Can you have a loving caring boyfriend without the sex part? Are there guys that don't have sex with there partner and are happy together forever? They might touch or do things romantically at times but no sex? Or is sex required to have a boyfriend? Meaning no way around it.
without romance and intimacy then it's just platonic (with some occasional flirtation). so it's possible that your "boyfriend" is just your "boy friend."
The question that comes up for me is, what is it that is motivating the desire to have a loving relationship without sex? Have you had bad experiences in the past? Are you afraid? Is the idea of sex uncomfortable? Or something else? I would not assume this is an asexual situation first. So the more you are comfortable sharing about what's motivating the question, the better responses you'll get.

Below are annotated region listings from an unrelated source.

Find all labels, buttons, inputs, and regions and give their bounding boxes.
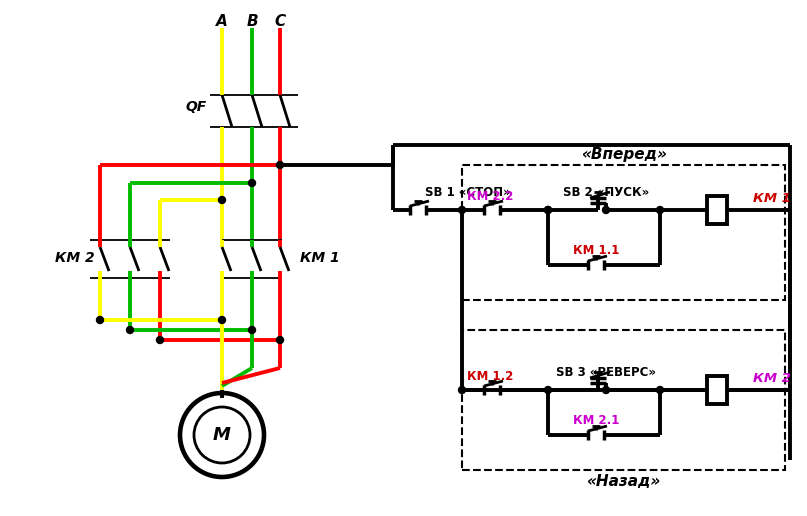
Circle shape [157, 336, 164, 344]
Circle shape [249, 327, 256, 333]
Text: SB 3 «РЕВЕРС»: SB 3 «РЕВЕРС» [556, 366, 656, 379]
Circle shape [545, 206, 551, 214]
Circle shape [458, 386, 466, 394]
Text: QF: QF [185, 100, 207, 114]
Text: A: A [216, 14, 228, 29]
Circle shape [458, 206, 466, 214]
Circle shape [603, 386, 609, 394]
Text: C: C [274, 14, 286, 29]
Text: КМ 2.1: КМ 2.1 [573, 414, 619, 427]
Circle shape [657, 386, 663, 394]
Text: «Назад»: «Назад» [587, 475, 661, 490]
Circle shape [545, 206, 551, 214]
Circle shape [545, 386, 551, 394]
Text: SB 1 «СТОП»: SB 1 «СТОП» [425, 185, 511, 199]
Circle shape [127, 327, 133, 333]
Text: М: М [213, 426, 231, 444]
Bar [462, 165, 785, 300]
Text: КМ 1.2: КМ 1.2 [466, 369, 513, 382]
Circle shape [219, 197, 225, 203]
Circle shape [277, 336, 283, 344]
Circle shape [97, 316, 103, 324]
Bar [707, 376, 727, 404]
Circle shape [249, 180, 256, 186]
Text: КМ 1.1: КМ 1.1 [573, 245, 619, 257]
Text: КМ 2: КМ 2 [55, 251, 94, 265]
Bar [707, 196, 727, 224]
Circle shape [657, 206, 663, 214]
Circle shape [277, 162, 283, 169]
Text: КМ 1: КМ 1 [753, 191, 791, 204]
Text: B: B [246, 14, 257, 29]
Text: SB 2 «ПУСК»: SB 2 «ПУСК» [562, 186, 649, 200]
Bar [462, 330, 785, 470]
Text: КМ 1: КМ 1 [300, 251, 340, 265]
Text: КМ 2: КМ 2 [753, 372, 791, 384]
Circle shape [219, 316, 225, 324]
Circle shape [603, 206, 609, 214]
Text: КМ 2.2: КМ 2.2 [466, 189, 513, 202]
Text: «Вперед»: «Вперед» [580, 148, 667, 163]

Not necessarily. If that were the case, it would be impossible to have a friend with benefits, and all friends with benefits are technically boyfriends/relationships in disguise. Unfortunately, there's a bit of a double standard regarding the two.
but that's the thing, when you breach that threshold, it's no longer just platonic. there's intimacy. as you said, it's a relationship in disguise. in the thread starter's case, they haven't gone beyond that threshold. hence, leading him to question their status. unless they're saving themselves for marriage, without that clear definition, that question will pop up frequently.

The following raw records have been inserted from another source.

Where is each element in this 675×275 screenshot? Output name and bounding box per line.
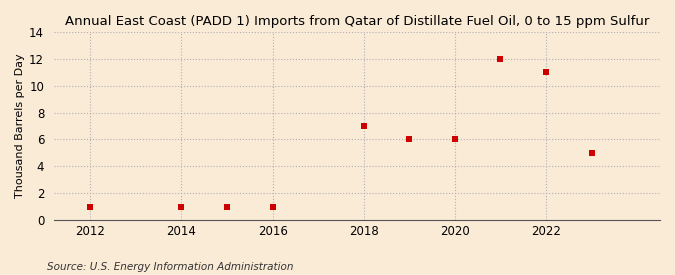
- Point: [85, 205, 96, 209]
- Point: [221, 205, 232, 209]
- Point: [495, 57, 506, 61]
- Text: Source: U.S. Energy Information Administration: Source: U.S. Energy Information Administ…: [47, 262, 294, 272]
- Point: [358, 124, 369, 128]
- Title: Annual East Coast (PADD 1) Imports from Qatar of Distillate Fuel Oil, 0 to 15 pp: Annual East Coast (PADD 1) Imports from …: [65, 15, 649, 28]
- Point: [450, 137, 460, 142]
- Point: [587, 151, 597, 155]
- Point: [541, 70, 551, 75]
- Point: [267, 205, 278, 209]
- Y-axis label: Thousand Barrels per Day: Thousand Barrels per Day: [15, 54, 25, 198]
- Point: [404, 137, 414, 142]
- Point: [176, 205, 187, 209]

Well Kent says I am not the type that wants sex and we haven't had sex for a while and was wondering why and then yesterday I saw him jacking off while he was watching porn and I said honey we could of had sex and he said no that's fine. I thought it was strange but if he doesn't want sex then it's fine but then later when I took him home while I was driving that's why I asked him are you sure you didn't want sex and he said I do but he learned I am not the type that wants sex but I thought he said he didn't want sex. But strange thing is that he was jacking off by himself in my room was confusing me when I was playing Doom on my PS4 in the other room. I told him I did want sex with you the whole time and was wondering how come you didn't have sex for 2 weeks so far but seemed like he doesn't want sex but he loves me very much since his really working hard and being more romantic with me. He even says that he is doing his best to make us become great boyfriends. As of now we are not boyfriends yet but he really loves me a lot and is doing his best to make us work out. I' am also trying to adjust to. We were once together for almost 2 years but broke up mainly due to Kent living in Crossroads and getting confused about himself but he is doing a lot better and things are going well. Just the sex part I don't understand. We had sex few times last month but all of the sudden was wondering but we didn't for 2 weeks and the way he said sounds like he doesn't want sex. But just wondered can you have a great boyfriend without sex? Since seems like he is saying I am the type that doesn't want sex? He also seems like his the same also since he still loves me a lot and I can see by his actions.
I think you're asking the wrong question here. You're wondering why isn't he having sex with you, not whether or not you can have a great boyfriend without the sex. Yes you can have a great partner without sex, but this isn't what we're talking about here. It's quite obvious that your boyfriend wants to have sex (he's jerking off in his own time), but it sounds like he's using you as an excuse NOT to have sex with you. I'm not sure what he means when when he says "you aren't the type to have sex". That sounds very odd if you ask me. Talk to him about it.
Ya I found out that since I don't have big enough penis he isn't that pleased. But maybe we can work things out somehow since I can't do anything about that. I have a 5.5 inch cut and he likes around 7in or so like his. He says it feels better with bigger penis in him. But can you still be boyfriends for life even if this issue happens? Can normally things be worked out and do different type of sex like he might get use to me sucking him or rimming etc? Or usually even if we love each other in time it will fail due to this issue. You guys did say that you can have a perfect boyfriend without sex so I assume it can be done. Also I knew it was strange that he few times he got in front of me and pushed his but against me with his clothes on since we weren't naked and says "I know you want it" something was telling me he wanted sex but he never asked anymore for little over 2 weeks. But if couples can be together without sex maybe it will work out.
I still need to know what you guys think about if our relationship can go on in the future even with this problem and normally couples can figure something else to do when having sex.
I talked to my best friend Chris and he said since Kent loves to play video games with me and enjoys being with me often he has a hard time believing Kent will all of the sudden drop the bomb and forget about me so he might end up accepting how I' am but might take time but might accept how I am and maybe instead of my doing the top thing we can have oral sex. But that's what I' am hoping but don't know what the end results. All I know is that he loves me but just there are things that he wants that are different than what I want or something's can't change. But who knows since at the shelter home his living at he made new friends there and maybe someone there he might end up loving more than me. I don't think that will happen after how much I cared about him and helped through out his life with money, food and finding a place for him to live, etc. He is very thankful for all the stuff I don't for him he says. After all he says "if it happens it happens" meaning if he feels and knows I' am the right guy then he will commit to me and be my boyfriend. He just doesn't want to jump the gun like he did with us before for some reason even his known me for little over 2 years now. But what do you guys think? Thank you for your support so far btw.